📌 Definition
Cross-validation is a resampling technique used to evaluate how well a model generalizes to unseen data by splitting the dataset into multiple training and validation subsets instead of relying on just one fixed split.
⚙️ How It Works
- Dataset is split into k folds (equal parts).
- Model is trained on k-1 folds and validated on the remaining fold.
- This process is repeated k times, each time using a different fold as the validation set.
- The results (e.g., accuracy, RMSE) are averaged to give a more robust performance estimate.
📊 Example: k-Fold Cross-Validation
- Suppose we use 5-Fold CV:
- Data is split into 5 parts.
- Train on folds 1–4, validate on fold 5.
- Train on folds 1–3,5, validate on fold 4.
- … repeat until every fold has been validation once.
- Take the average accuracy across all 5 runs.
🔑 Types of Cross-Validation
- k-Fold Cross-Validation (most common)
- Splits data into k equal folds.
- Stratified k-Fold CV
- Ensures each fold has the same class distribution (useful for imbalanced datasets).

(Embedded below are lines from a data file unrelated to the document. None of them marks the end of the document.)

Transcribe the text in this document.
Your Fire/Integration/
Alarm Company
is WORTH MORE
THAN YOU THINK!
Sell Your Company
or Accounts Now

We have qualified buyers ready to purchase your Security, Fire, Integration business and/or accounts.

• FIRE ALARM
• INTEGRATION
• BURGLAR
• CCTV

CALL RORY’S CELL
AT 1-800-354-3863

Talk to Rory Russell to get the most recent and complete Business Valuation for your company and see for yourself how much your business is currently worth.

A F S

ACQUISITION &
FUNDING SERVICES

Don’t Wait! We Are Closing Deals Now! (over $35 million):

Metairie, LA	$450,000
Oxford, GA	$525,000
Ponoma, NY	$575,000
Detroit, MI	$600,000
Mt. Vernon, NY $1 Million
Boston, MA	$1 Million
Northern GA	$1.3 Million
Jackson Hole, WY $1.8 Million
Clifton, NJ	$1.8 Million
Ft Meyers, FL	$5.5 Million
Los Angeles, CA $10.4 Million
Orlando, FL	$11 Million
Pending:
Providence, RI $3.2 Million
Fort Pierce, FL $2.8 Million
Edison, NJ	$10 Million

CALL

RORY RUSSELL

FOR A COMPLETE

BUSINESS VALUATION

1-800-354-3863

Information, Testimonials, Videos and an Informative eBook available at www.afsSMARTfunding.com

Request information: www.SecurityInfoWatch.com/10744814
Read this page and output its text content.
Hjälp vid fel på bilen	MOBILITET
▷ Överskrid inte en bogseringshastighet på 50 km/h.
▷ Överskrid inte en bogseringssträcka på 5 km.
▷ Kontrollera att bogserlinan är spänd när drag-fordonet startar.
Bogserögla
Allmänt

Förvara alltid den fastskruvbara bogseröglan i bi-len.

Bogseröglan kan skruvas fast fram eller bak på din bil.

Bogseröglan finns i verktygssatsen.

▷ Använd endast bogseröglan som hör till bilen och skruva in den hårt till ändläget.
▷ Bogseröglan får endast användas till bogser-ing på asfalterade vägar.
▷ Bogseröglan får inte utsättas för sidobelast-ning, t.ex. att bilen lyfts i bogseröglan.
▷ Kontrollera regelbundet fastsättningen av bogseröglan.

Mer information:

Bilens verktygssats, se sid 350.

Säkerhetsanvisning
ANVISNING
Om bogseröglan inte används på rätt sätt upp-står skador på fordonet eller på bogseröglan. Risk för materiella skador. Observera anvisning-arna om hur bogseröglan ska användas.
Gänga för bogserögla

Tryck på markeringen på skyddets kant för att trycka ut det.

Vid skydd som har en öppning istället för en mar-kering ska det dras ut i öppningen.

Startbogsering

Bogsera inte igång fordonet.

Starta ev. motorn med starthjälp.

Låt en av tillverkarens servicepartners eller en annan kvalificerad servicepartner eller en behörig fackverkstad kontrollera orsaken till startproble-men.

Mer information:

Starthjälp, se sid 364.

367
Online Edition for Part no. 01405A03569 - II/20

- Leave-One-Out CV (LOOCV)
- Each data point acts as a test set once (very computationally expensive).
- Repeated k-Fold CV
- Repeats k-fold multiple times with different random splits to reduce variance.
- Time-Series CV (or Rolling Window)
- For sequential data (stock prices, weather), training always happens on past data, validating on future.
✅ Advantages
- Provides a more reliable estimate of model performance than a single train-validation split.
- Makes better use of limited data (since every point gets used for both training and validation).
⚠️ Disadvantages
- Computationally expensive (model is trained multiple times).
- Can be slow for very large datasets or complex models.
🔄 Comparison with Train/Validation/Test Split
Method | Validation Process | Reliability | Computation |
---|---|---|---|
Simple Split | One fixed validation set | Depends on split | Fast |
Cross-Validation | Multiple rotating folds | More robust, less variance | Slower |
💡 Analogy:
Think of a student preparing for exams. Instead of just taking one practice test, they take 5 practice tests, each with different questions. Averaging their performance gives a better idea of how ready they are.